There’s an old joke about the Soviet Union’s approach to industrial planning. It’s been told so often it’s practically folklore, but like all good parables, it endures because it captures something fundamentally true about human behavior under pressure.
In the days of the Soviet Union, Moscow set production quotas, which became the dominant concern of factory managers.
When a commissar told a nail factory’s manager that he would be judged on the number of nails the factory produced, the factory had made lots of little, useless nails.
The commissar, recognizing his mistake, then informed that the factory manager’s performance would be judged on the weight of the nails produced. Consequently, the factory then produced only big nails.
This isn’t just a cautionary tale about bureaucratic absurdities. It’s a lesson in what happens when incentives are designed by people who assume that metrics are neutral, incorruptible things. They’re not. Metrics are like mirrors in a funhouse: they reflect something, but rarely what you intended.

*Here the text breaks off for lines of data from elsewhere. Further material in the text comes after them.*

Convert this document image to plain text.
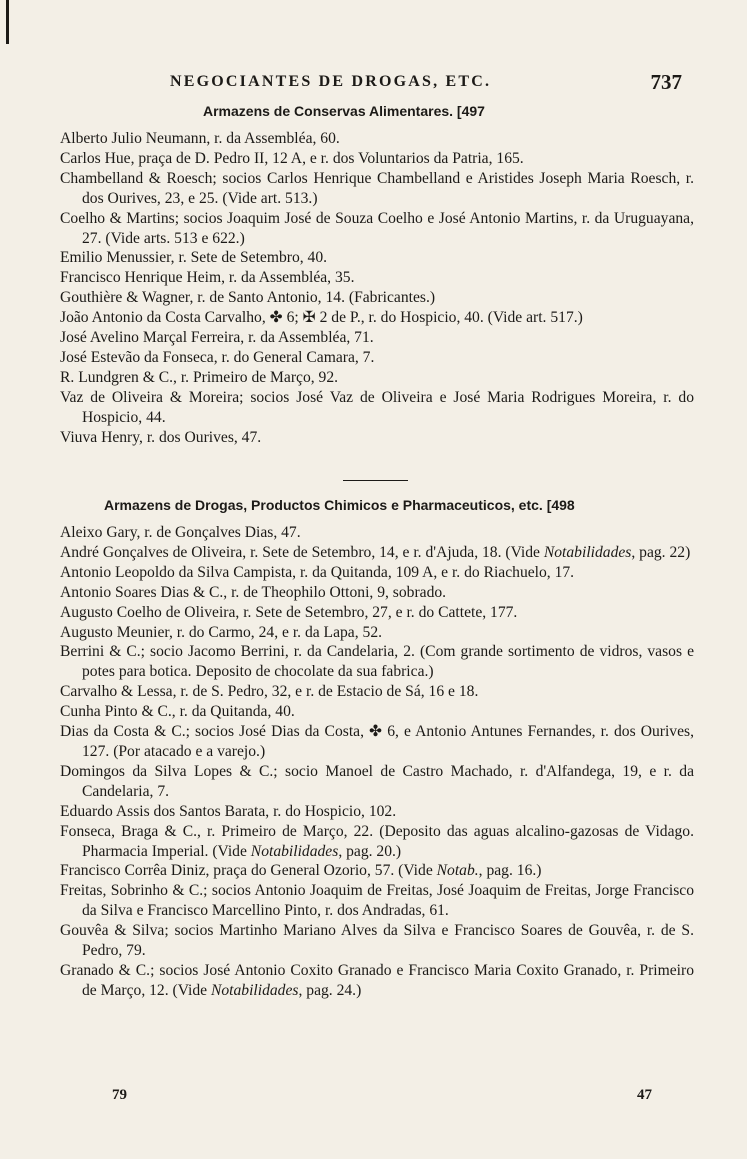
NEGOCIANTES DE DROGAS, ETC.	737
Armazens de Conservas Alimentares. [497

Alberto Julio Neumann, r. da Assembléa, 60.

Carlos Hue, praça de D. Pedro II, 12 A, e r. dos Voluntarios da Patria, 165.

Chambelland & Roesch; socios Carlos Henrique Chambelland e Aristides Joseph Maria Roesch, r. dos Ourives, 23, e 25. (Vide art. 513.)

Coelho & Martins; socios Joaquim José de Souza Coelho e José Antonio Martins, r. da Uruguayana, 27. (Vide arts. 513 e 622.)

Emilio Menussier, r. Sete de Setembro, 40.

Francisco Henrique Heim, r. da Assembléa, 35.

Gouthière & Wagner, r. de Santo Antonio, 14. (Fabricantes.)

João Antonio da Costa Carvalho, ✤ 6; ✠ 2 de P., r. do Hospicio, 40. (Vide art. 517.)

José Avelino Marçal Ferreira, r. da Assembléa, 71.

José Estevão da Fonseca, r. do General Camara, 7.

R. Lundgren & C., r. Primeiro de Março, 92.

Vaz de Oliveira & Moreira; socios José Vaz de Oliveira e José Maria Rodrigues Moreira, r. do Hospicio, 44.

Viuva Henry, r. dos Ourives, 47.

Armazens de Drogas, Productos Chimicos e Pharmaceuticos, etc. [498

Aleixo Gary, r. de Gonçalves Dias, 47.

André Gonçalves de Oliveira, r. Sete de Setembro, 14, e r. d'Ajuda, 18. (Vide Notabilidades, pag. 22)

Antonio Leopoldo da Silva Campista, r. da Quitanda, 109 A, e r. do Riachuelo, 17.

Antonio Soares Dias & C., r. de Theophilo Ottoni, 9, sobrado.

Augusto Coelho de Oliveira, r. Sete de Setembro, 27, e r. do Cattete, 177.

Augusto Meunier, r. do Carmo, 24, e r. da Lapa, 52.

Berrini & C.; socio Jacomo Berrini, r. da Candelaria, 2. (Com grande sortimento de vidros, vasos e potes para botica. Deposito de chocolate da sua fabrica.)

Carvalho & Lessa, r. de S. Pedro, 32, e r. de Estacio de Sá, 16 e 18.

Cunha Pinto & C., r. da Quitanda, 40.

Dias da Costa & C.; socios José Dias da Costa, ✤ 6, e Antonio Antunes Fernandes, r. dos Ourives, 127. (Por atacado e a varejo.)

Domingos da Silva Lopes & C.; socio Manoel de Castro Machado, r. d'Alfandega, 19, e r. da Candelaria, 7.

Eduardo Assis dos Santos Barata, r. do Hospicio, 102.

Fonseca, Braga & C., r. Primeiro de Março, 22. (Deposito das aguas alcalino-gazosas de Vidago. Pharmacia Imperial. (Vide Notabilidades, pag. 20.)

Francisco Corrêa Diniz, praça do General Ozorio, 57. (Vide Notab., pag. 16.)

Freitas, Sobrinho & C.; socios Antonio Joaquim de Freitas, José Joaquim de Freitas, Jorge Francisco da Silva e Francisco Marcellino Pinto, r. dos Andradas, 61.

Gouvêa & Silva; socios Martinho Mariano Alves da Silva e Francisco Soares de Gouvêa, r. de S. Pedro, 79.

Granado & C.; socios José Antonio Coxito Granado e Francisco Maria Coxito Granado, r. Primeiro de Março, 12. (Vide Notabilidades, pag. 24.)

79	47
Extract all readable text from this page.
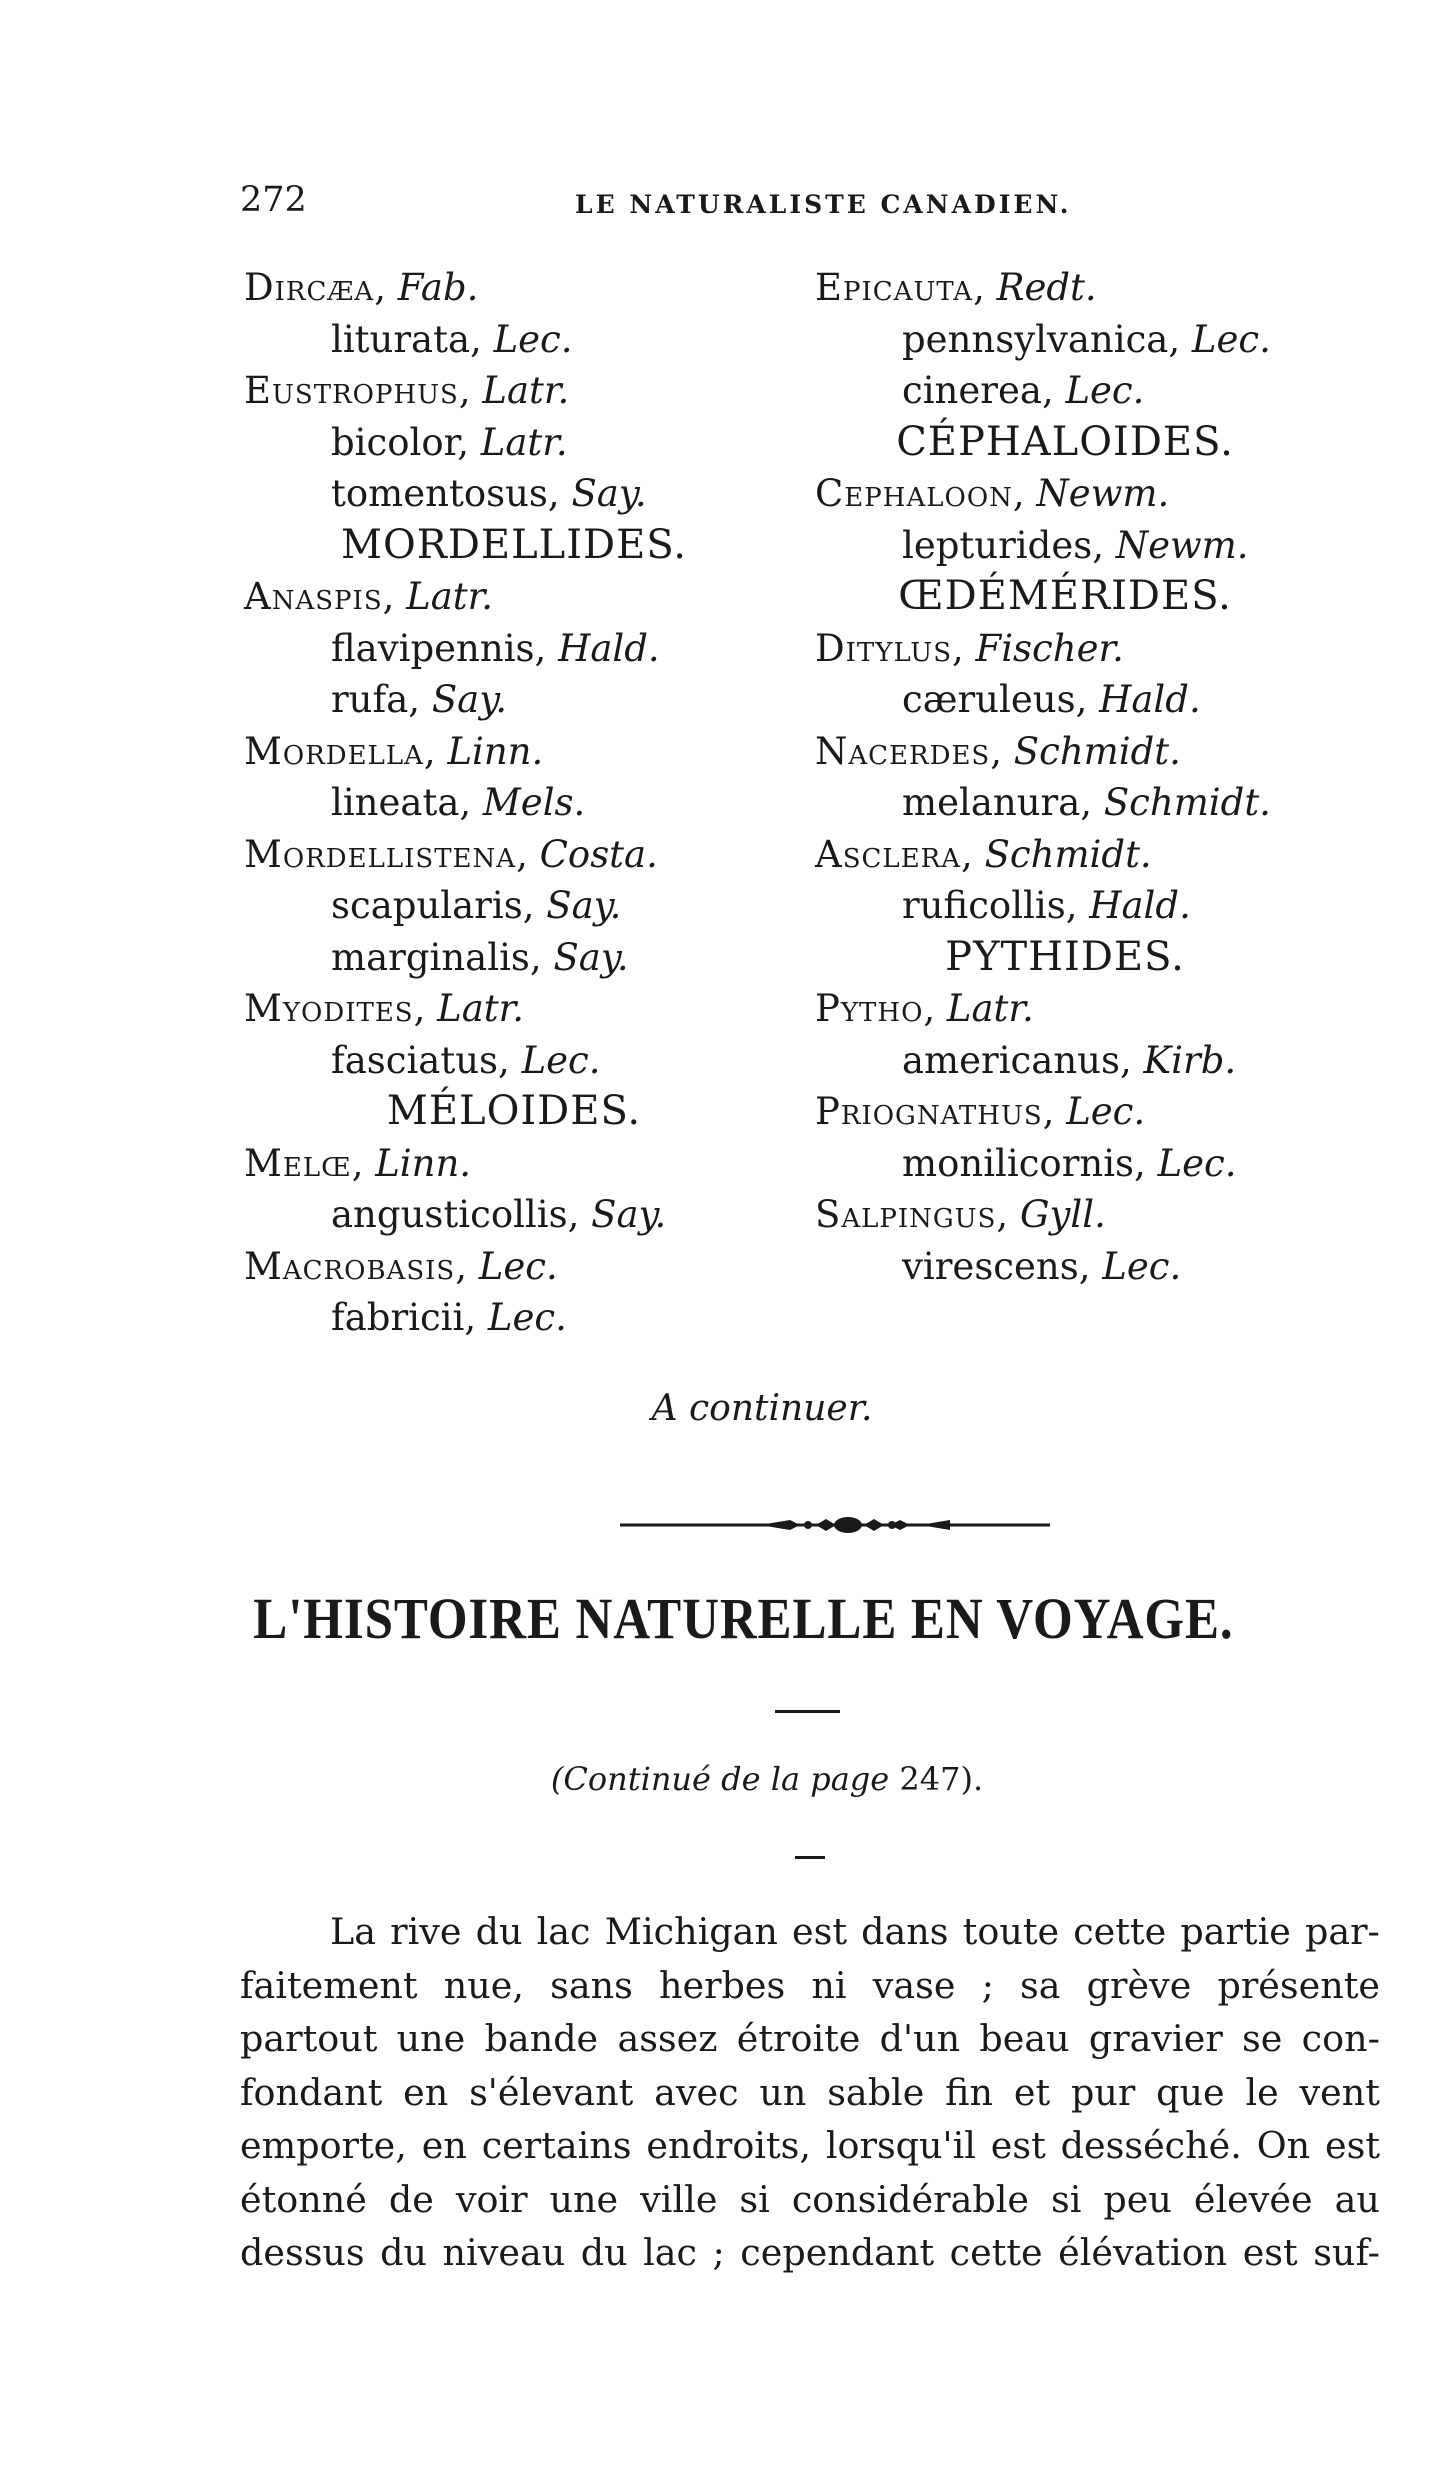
272	LE NATURALISTE CANADIEN.
Dircæa, Fab.
liturata, Lec.
Eustrophus, Latr.
bicolor, Latr.
tomentosus, Say.
MORDELLIDES.
Anaspis, Latr.
flavipennis, Hald.
rufa, Say.
Mordella, Linn.
lineata, Mels.
Mordellistena, Costa.
scapularis, Say.
marginalis, Say.
Myodites, Latr.
fasciatus, Lec.
MÉLOIDES.
Melœ, Linn.
angusticollis, Say.
Macrobasis, Lec.
fabricii, Lec.
Epicauta, Redt.
pennsylvanica, Lec.
cinerea, Lec.
CÉPHALOIDES.
Cephaloon, Newm.
lepturides, Newm.
ŒDÉMÉRIDES.
Ditylus, Fischer.
cæruleus, Hald.
Nacerdes, Schmidt.
melanura, Schmidt.
Asclera, Schmidt.
ruficollis, Hald.
PYTHIDES.
Pytho, Latr.
americanus, Kirb.
Priognathus, Lec.
monilicornis, Lec.
Salpingus, Gyll.
virescens, Lec.
A continuer.
L'HISTOIRE NATURELLE EN VOYAGE.
(Continué de la page 247).
La rive du lac Michigan est dans toute cette partie par-
faitement nue, sans herbes ni vase ; sa grève présente
partout une bande assez étroite d'un beau gravier se con-
fondant en s'élevant avec un sable fin et pur que le vent
emporte, en certains endroits, lorsqu'il est desséché. On est
étonné de voir une ville si considérable si peu élevée au
dessus du niveau du lac ; cependant cette élévation est suf-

Myles J. Kelleher, in Social Problems in a Free Society: Myths, Absurdities, and Realities (2004,) offers another gem from the Soviet archives:
One Soviet shoe factory manufactured 100,000 pairs of shoes for young boys instead of more useful men’s shoes in a range of sizes because doing so allowed them to make more shoes from the allotted leather and receive a performance bonus.
The logic is impeccable. The outcome is ridiculous. And yet, this isn’t just a Soviet problem. It’s a human one. People respond to the rules of the game. If you reward volume, you’ll get volume—regardless of whether it’s useful, desirable, or even remotely sane.
The significance is blunt: people don’t optimize for purpose; they optimize for score. And if the scoreboard is flawed, so is the game.
Idea for Impact: Don’t Incentivize the Wrong Game
The moment you tie rewards to a number, behavior shifts to serve that number—regardless of whether it reflects anything meaningful. That’s the risk. What gets measured gets done, but it also gets distorted or quietly avoided. The point is to measure what matters, and to understand why it matters.
Start by asking what you’re trying to achieve. If the goal is customer satisfaction, measure the experience, not the volume of calls. If it’s innovation, don’t count patents—look at whether they solve real problems. Activity isn’t the same as effectiveness, and often works against it.
Then look at the resources involved. Efficiency only matters if it supports a valuable outcome. A team chasing empty metrics isn’t efficient—it’s drained. And before introducing any performance measure, ask how it might be exploited. If someone can meet the target while ignoring the purpose, you haven’t built accountability—you’ve created a loophole.
Metrics are instruments. Used well, they clarify. Used poorly, they mislead. Measure carefully.
Reward carelessly, and you’ll get exactly what you asked for—just not what you needed.